Плашкоут отошел от освещенного теплохода и сразу пропал в темноте. Только огонек на мачте катера-буксировщика долго еще нырял среди волн, словно кто-то, прощаясь, все махал и махал нам фонариком…
ПОСЛЕСЛОВИЕ АВТОРА
После того, как повесть была опубликована в журнале, в кругах, близких к научным, распространился слух, что написал ее Паганель, использовав двойное прикрытие. Слух совершенно нелепый, обидный, к тому же у нашего милого доктора своих неприятностей предостаточно – так что мой долг отвести от него еще и эти подозрения.
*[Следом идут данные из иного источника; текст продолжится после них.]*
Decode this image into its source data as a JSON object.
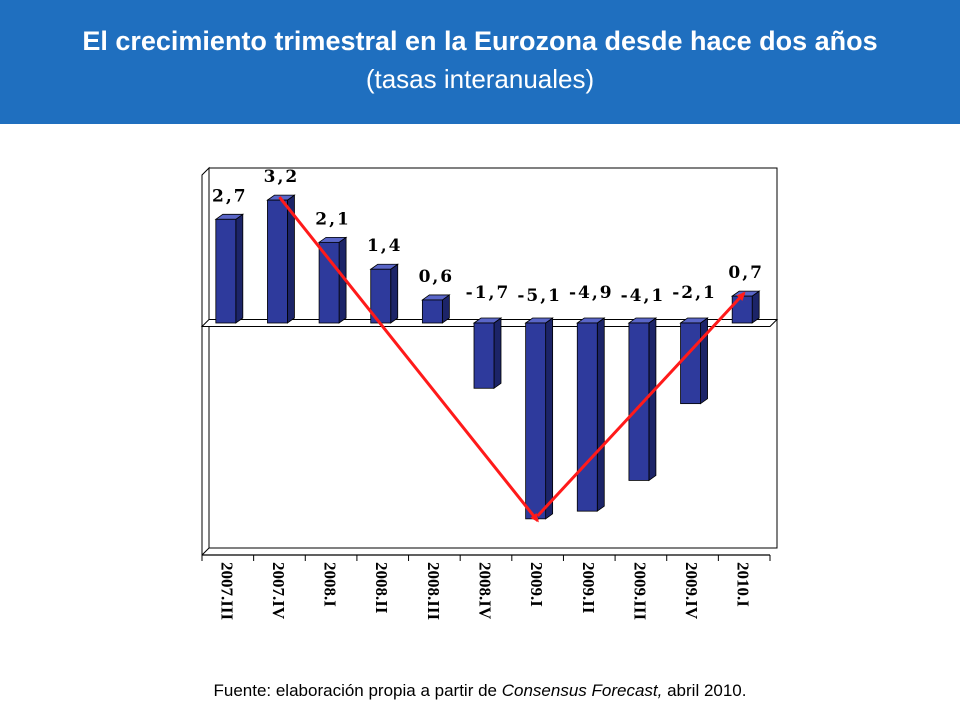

Начну последовательно – с признания, что повесть, конечно же, писала не Оля. Наверное, эту часть недоразумения следовало развеять раньше, в самом начале. Тем более что существует старый, многократно проверенный способ. Обычно автор, сочинив что-нибудь недостойное пера взрослого человека, придумывает некоего соседа по лестничной площадке, пионера Вовку Помидоркина или Петьку Картошкина (фамилии, как правило, выбираются садово-огородные) и сваливает все на него. Дескать, в одно прекрасное утро заявился к нему этот Вовка-Петька с двумя общими тетрадями под мышкой и попросил: «Дядя Жора, исправьте, пожалуйста, орфографические ошибки в моем сочинении на тему «Как я провел лето». Далее автор сообщает, что сочинение его неожиданно заинтересовало, и он, исправив ошибки, заменив некоторые имена и переделав классного руководителя в домоуправа, решил, с позволения Вовки-Петьки опубликовать это любопытное произведение. И если, мол, читателю некоторые места покажутся наивными или беспомощными, то пусть читатель учтет, что Вовка-Петька литературного института имени Горького не кончал, и вообще у него нынче переэкзаменовка по русскому языку.
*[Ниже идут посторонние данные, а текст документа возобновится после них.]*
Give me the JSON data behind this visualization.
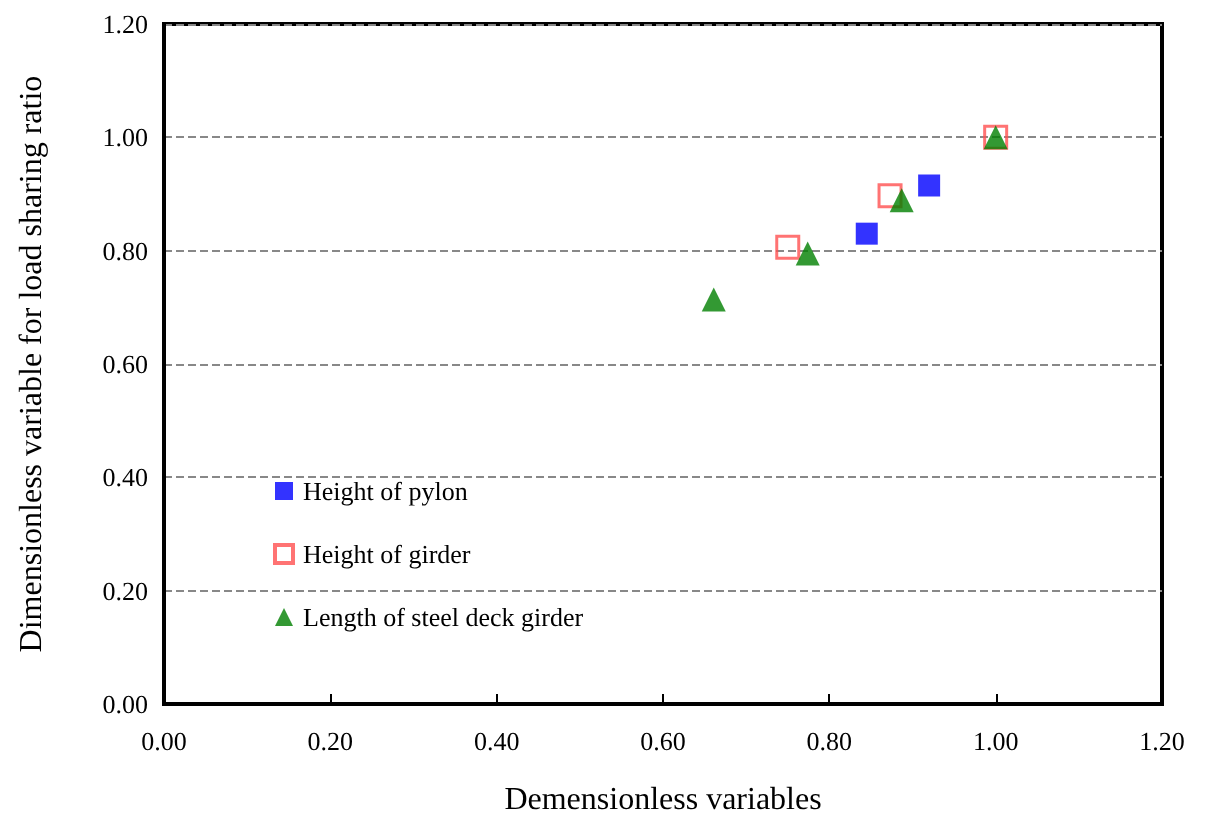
{
  "chart_data": {
    "type": "scatter",
    "xlabel": "Demensionless variables",
    "ylabel": "Dimensionless variable for load sharing ratio",
    "xlim": [
      0,
      1.2
    ],
    "xticks": [
      {
        "value": 0,
        "label": "0.00"
      },
      {
        "value": 0.2,
        "label": "0.20"
      },
      {
        "value": 0.4,
        "label": "0.40"
      },
      {
        "value": 0.6,
        "label": "0.60"
      },
      {
        "value": 0.8,
        "label": "0.80"
      },
      {
        "value": 1,
        "label": "1.00"
      },
      {
        "value": 1.2,
        "label": "1.20"
      }
    ],
    "ylim": [
      0,
      1.2
    ],
    "yticks": [
      {
        "value": 0,
        "label": "0.00"
      },
      {
        "value": 0.2,
        "label": "0.20"
      },
      {
        "value": 0.4,
        "label": "0.40"
      },
      {
        "value": 0.6,
        "label": "0.60"
      },
      {
        "value": 0.8,
        "label": "0.80"
      },
      {
        "value": 1,
        "label": "1.00"
      },
      {
        "value": 1.2,
        "label": "1.20"
      }
    ],
    "grid": "y",
    "legend": "bottom left",
    "series": [
      {
        "name": "Height of pylon",
        "color": "#0000ff",
        "marker": "square",
        "x": [
          0.845,
          0.92
        ],
        "values": [
          0.83,
          0.915
        ]
      },
      {
        "name": "Height of girder",
        "color": "#ff5050",
        "marker": "square-open",
        "x": [
          0.75,
          0.873,
          1.0
        ],
        "values": [
          0.806,
          0.897,
          1.0
        ]
      },
      {
        "name": "Length of steel deck girder",
        "color": "#008000",
        "marker": "triangle",
        "x": [
          0.661,
          0.774,
          0.887,
          1.0
        ],
        "values": [
          0.714,
          0.795,
          0.889,
          1.0
        ]
      }
    ]
  }
}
Опытный читатель сразу же раскусывает эту мелкую хитрость. Он прекрасно знает, что хотя акселерация и объективный факт, все же семиклассники романов и повестей сами пока что не пишут. И читатель прав. Лично я знавал только одного такого вундеркинда. Этот мальчик (не стану называть его фамилии) пытался сочинять сатирические рассказы – и не без успеха. Скоро, однако, он вынужден был оставить это занятие и теперь пишет заметки в классную стенгазету – о школьных «маяках», чемпионах по сбору макулатуры и о достижениях юных натуралистов. Ему пришлось переквалифицироваться, так как друзья-товарищи дали понять, что они хотя и согласны терпеть в своих рядах гения, но не любого профиля.
Словом, в приведенном выше случае между писателем и читателями как бы заключается молчаливое соглашение. Читатели делают вид, что они поверили в придуманного огородного мальчика, и дальше все идет как по маслу.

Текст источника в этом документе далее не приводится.